Mary McGuire feels lucky to be alive. The 22-year-old media graduate from Limerick was just 12 years old when her eldest sister, Martina, died suddenly and inexplicably in her sleep.
But what Mary didn't know then was that she was suffering from the same rare genetic heart condition that had claimed her sister's life.
It was only when her first cousin Sarah (26) went into cardiac arrest in Australia nine years after Martina's death that Mary and other family members were tested and found to have Long QT Syndrome, an abnormality in the heart's electrical system, that had most likely claimed Martina's life.
Martina was 17 when she passed away in her sleep four days before she was due to collect her Leaving Certificate results.
"I remember Martina's death very well. We had been at the Dublin Horse Show on the Wednesday, Thursday and Friday. We got home on the Friday night at around 10pm. Martina had a part-time job in the Crescent Shopping Centre and was working on the Saturday morning.
"My Mam woke around 8am and went to wake her for work. She thought she was after sleeping in. We were all actually after sleeping in. She found her dead in her bed.
"The ambulance came and took her off but it was too late," she recalls.
The tragedy devastated the family. Martina, the eldest of three girls, had dreamed of becoming a primary-school teacher and her exam results four days later revealed that she had earned a place at Mary Immaculate College.
"It was a complete and utter shock to all of us. She was my big sister. She was the one I looked up to. I was quite babyish as a child and she was the one who always minded me.
"She was very kind and caring," says Mary.
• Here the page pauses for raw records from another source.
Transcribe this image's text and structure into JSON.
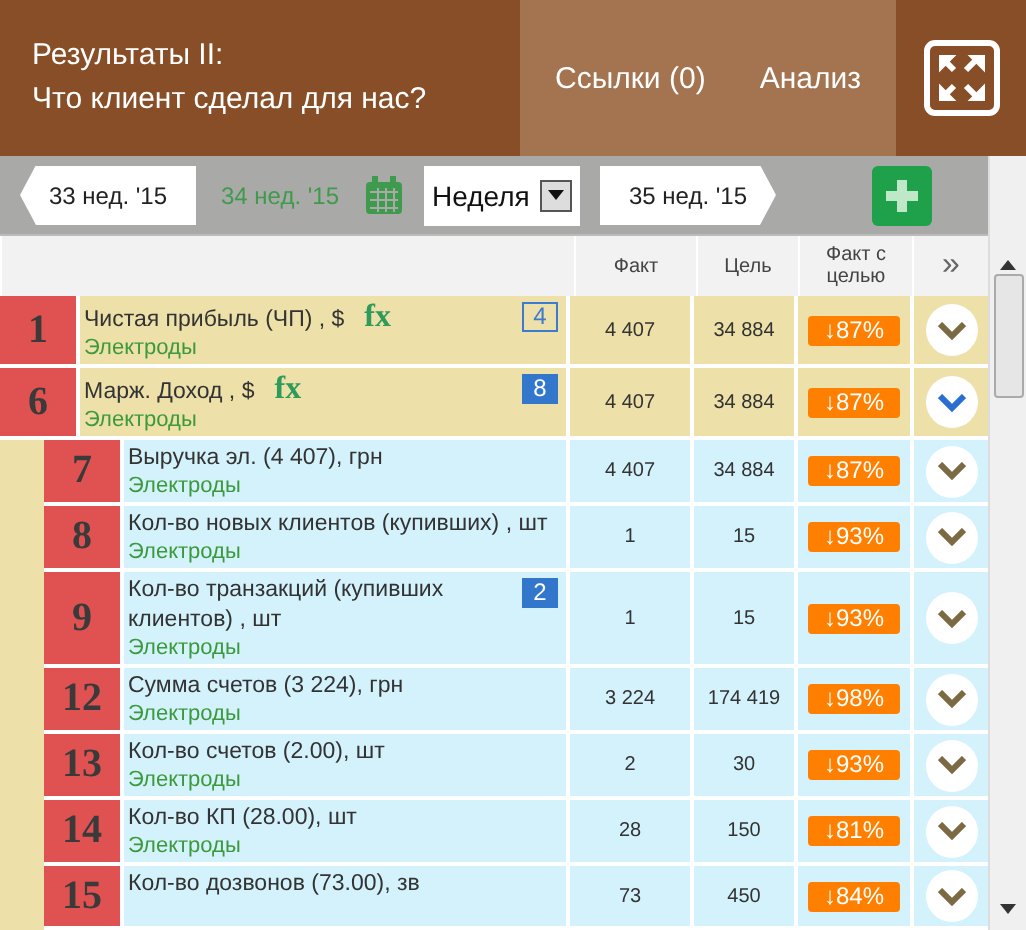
{
  "header": {
    "title_lines": [
      "Результаты II:",
      "Что клиент сделал для нас?"
    ],
    "links": [
      "Ссылки (0)",
      "Анализ"
    ]
  },
  "toolbar": {
    "prev": "33 нед. '15",
    "current": "34 нед. '15",
    "period": "Неделя",
    "next": "35 нед. '15"
  },
  "table": {
    "columns": [
      "Факт",
      "Цель",
      "Факт с целью"
    ],
    "more": "»",
    "rows": [
      {
        "num": "1",
        "title": "Чистая прибыль (ЧП) , $",
        "fx": "fx",
        "group": "Электроды",
        "badge": {
          "text": "4",
          "kind": "outline"
        },
        "fact": "4 407",
        "target": "34 884",
        "percent": "↓87%",
        "expanded": false
      },
      {
        "num": "6",
        "title": "Марж. Доход , $",
        "fx": "fx",
        "group": "Электроды",
        "badge": {
          "text": "8",
          "kind": "filled"
        },
        "fact": "4 407",
        "target": "34 884",
        "percent": "↓87%",
        "expanded": true,
        "children": [
          {
            "num": "7",
            "title": "Выручка эл. (4 407), грн",
            "group": "Электроды",
            "fact": "4 407",
            "target": "34 884",
            "percent": "↓87%",
            "expanded": false
          },
          {
            "num": "8",
            "title": "Кол-во новых клиентов (купивших) , шт",
            "group": "Электроды",
            "fact": "1",
            "target": "15",
            "percent": "↓93%",
            "expanded": false
          },
          {
            "num": "9",
            "title": "Кол-во транзакций (купивших клиентов) , шт",
            "group": "Электроды",
            "badge": {
              "text": "2",
              "kind": "filled"
            },
            "fact": "1",
            "target": "15",
            "percent": "↓93%",
            "expanded": false
          },
          {
            "num": "12",
            "title": "Сумма счетов (3 224), грн",
            "group": "Электроды",
            "fact": "3 224",
            "target": "174 419",
            "percent": "↓98%",
            "expanded": false
          },
          {
            "num": "13",
            "title": "Кол-во счетов (2.00), шт",
            "group": "Электроды",
            "fact": "2",
            "target": "30",
            "percent": "↓93%",
            "expanded": false
          },
          {
            "num": "14",
            "title": "Кол-во КП (28.00), шт",
            "group": "Электроды",
            "fact": "28",
            "target": "150",
            "percent": "↓81%",
            "expanded": false
          },
          {
            "num": "15",
            "title": "Кол-во дозвонов (73.00), зв",
            "fact": "73",
            "target": "450",
            "percent": "↓84%",
            "expanded": false
          }
        ]
      }
    ]
  }
}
Most shocking of all was that Martina had shown no signs of being ill in the lead-up to her death.
"There were no outward clues to her being unwell – none at all. She had been looking forward to her Leaving results and to starting college," says Mary.
Even after the post-mortem the family remained in the dark as to what had been the cause of Martina's death.
Blissfully unaware that she too had inherited the syndrome, Mary took part in a skydive when she was 16 years old.
But everything changed in 2011 when Mary's first cousin Sarah McGuire (26) went into sudden cardiac arrest in Australia.
She was clinically dead for six minutes, but thanks to the efforts of her boyfriend and a member of the hotel staff she was revived.
An anxious Mary awaited news in the United States.
"It was awful. I was frightened because I didn't know what was going on and naturally my parents were trying to protect me a little," she recalls.